Last night we’d booked to see Kelis at Paradiso as a birthday surprise for Ms D, so Little Buddha seemed an ideal venue to gear up for the performance with some pre-concert drinks and Asian fare. Little did the Buddha staff know, their worst nightmare was about to come true.
Of the three of us, I know the least about wine, and am certainly not the greatest cook. I’m also British, which means I have a habit of never sending things back and instead moaning about them afterwards. These ladies, on the other hand, know their stuff AND have the balls to get in people’s faces about it. We were – frankly – a formidable trio.
So here’s what happened. On arrival, we spent some minutes trying to figure out where on earth the cloakroom staff had disappeared to and who might know which was our table. Fortunately, Ms F has friends in Buddhist places, so we were all furnished with a ludicrously strong single-malt-and-elderflower cocktail while we waited for some admin to happen.
The menu is Asian, and encourages sharing, so share we did. First up were some crab cakes. Well, I say crab cakes, because that’s what it said on the menu, but we didn’t see much crab in evidence, and the texture felt more like a very dry fish cake. The menu also mentioned spicy mayonnaise, but there wasn’t much of that in evidence either.
Our second starter was an assortment of “sushi” (again, the quotation marks come from the menu. Was it so-called sushi?). The salmon was fine, but the tuna and halibut were not as fresh as they could have been. The wasabi was, in many ways, the best bit.
We chose three mains: a Mongolian beef dish made with tender strips of beef and a generic hoisin-based sauce; a so-called ‘angry roasted Jidory chicken’ which came with whole roasted chillies (hence the three asterisks for ‘very spicey’ [sic]) and a sauce that tasted more Tex-Mex than Asian; and a ‘cherry-smoked salmon’ that smokes less than I do (which is not at all, except passively) with a yuzu sauce. I liked this, but it wasn’t what it said on the tin.

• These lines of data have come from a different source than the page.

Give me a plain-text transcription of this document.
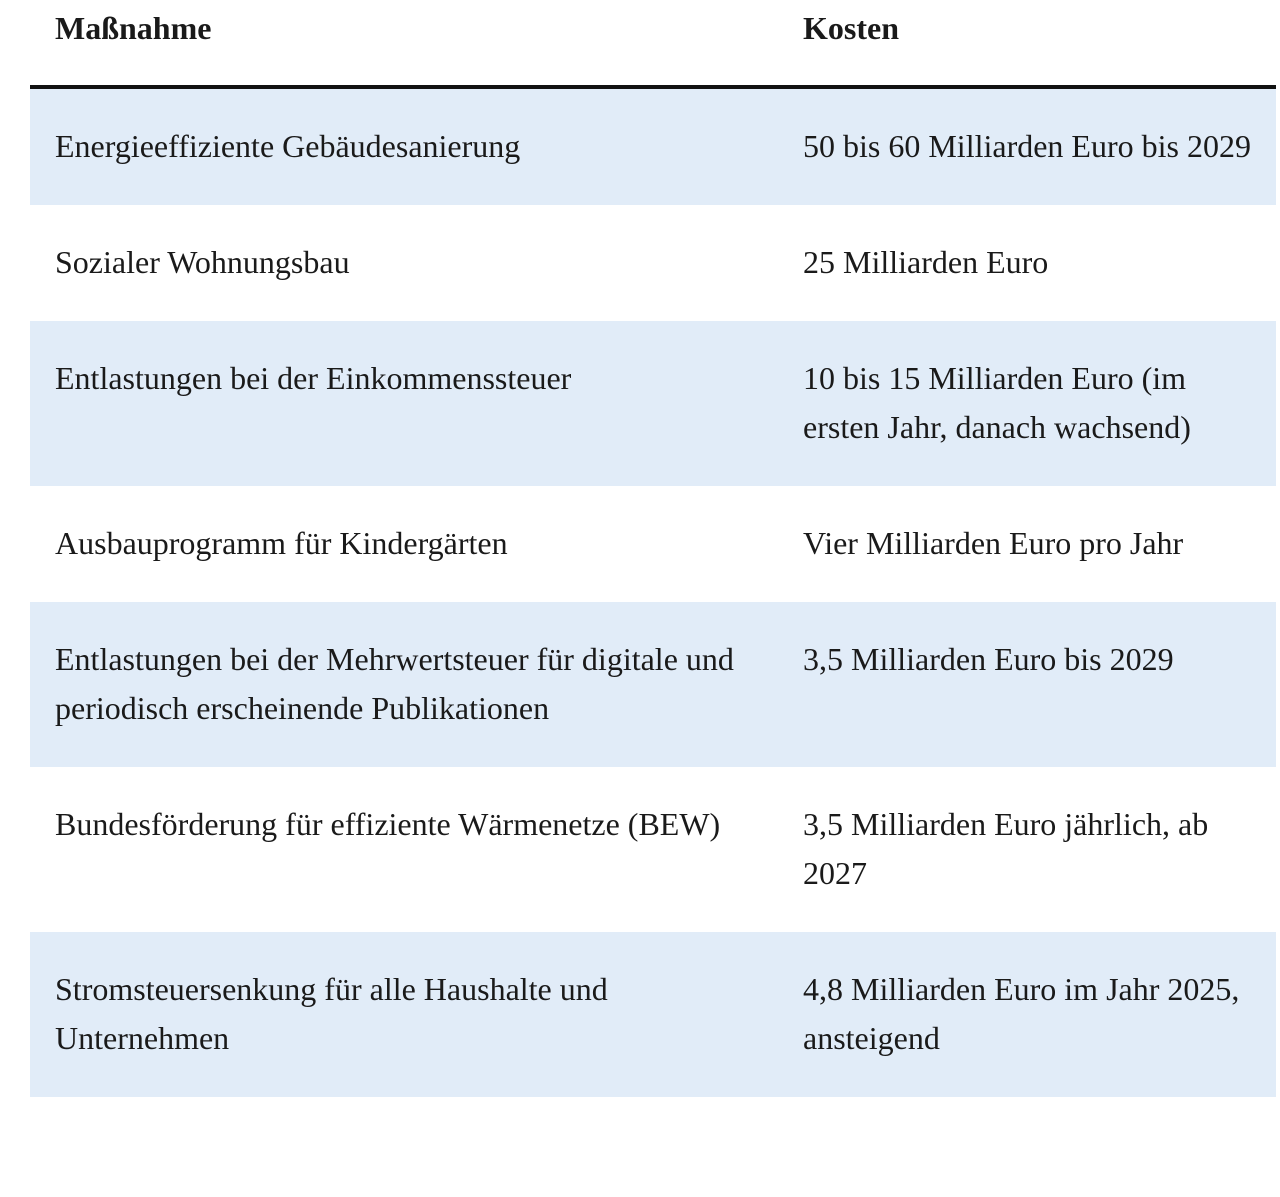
Maßnahme	Kosten
Energieeffiziente Gebäudesanierung	50 bis 60 Milliarden Euro bis 2029
Sozialer Wohnungsbau	25 Milliarden Euro
Entlastungen bei der Einkommenssteuer	10 bis 15 Milliarden Euro (im ersten Jahr, danach wachsend)
Ausbauprogramm für Kindergärten	Vier Milliarden Euro pro Jahr
Entlastungen bei der Mehrwertsteuer für digitale und periodisch erscheinende Publikationen	3,5 Milliarden Euro bis 2029
Bundesförderung für effiziente Wärmenetze (BEW)	3,5 Milliarden Euro jährlich, ab 2027
Stromsteuersenkung für alle Haushalte und Unternehmen	4,8 Milliarden Euro im Jahr 2025, ansteigend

Oh, and then there was the wine fiasco. We’d ordered a bottle of the house French Sauvignon Blanc, only when it arrived it wasn’t French at all. It wasn’t cold either, so we sent it back and got something from New Zealand instead. Apparently the house wine had changed, but no one had thought to tell the customer. As you do.
It wouldn’t be entirely helpful of me to tell you what we actually paid for dinner, because we got the crab cakes knocked off the bill, the cocktails for free and the wine for less than it actually cost. (That’s what happens when you go out with two people who are neither afraid to send things back, nor talk loudly about the review we’d be writing afterwards.) But at full price I expect we’d have racked up over €50 each. As a night out, I still rate Little Buddha for atmosphere and drinks (not to mention the jaw-achingly hot barman who mixed our whisky concoctions). But chef needs to read the menu – and then cook what’s on it. Oh, and learn how to spell.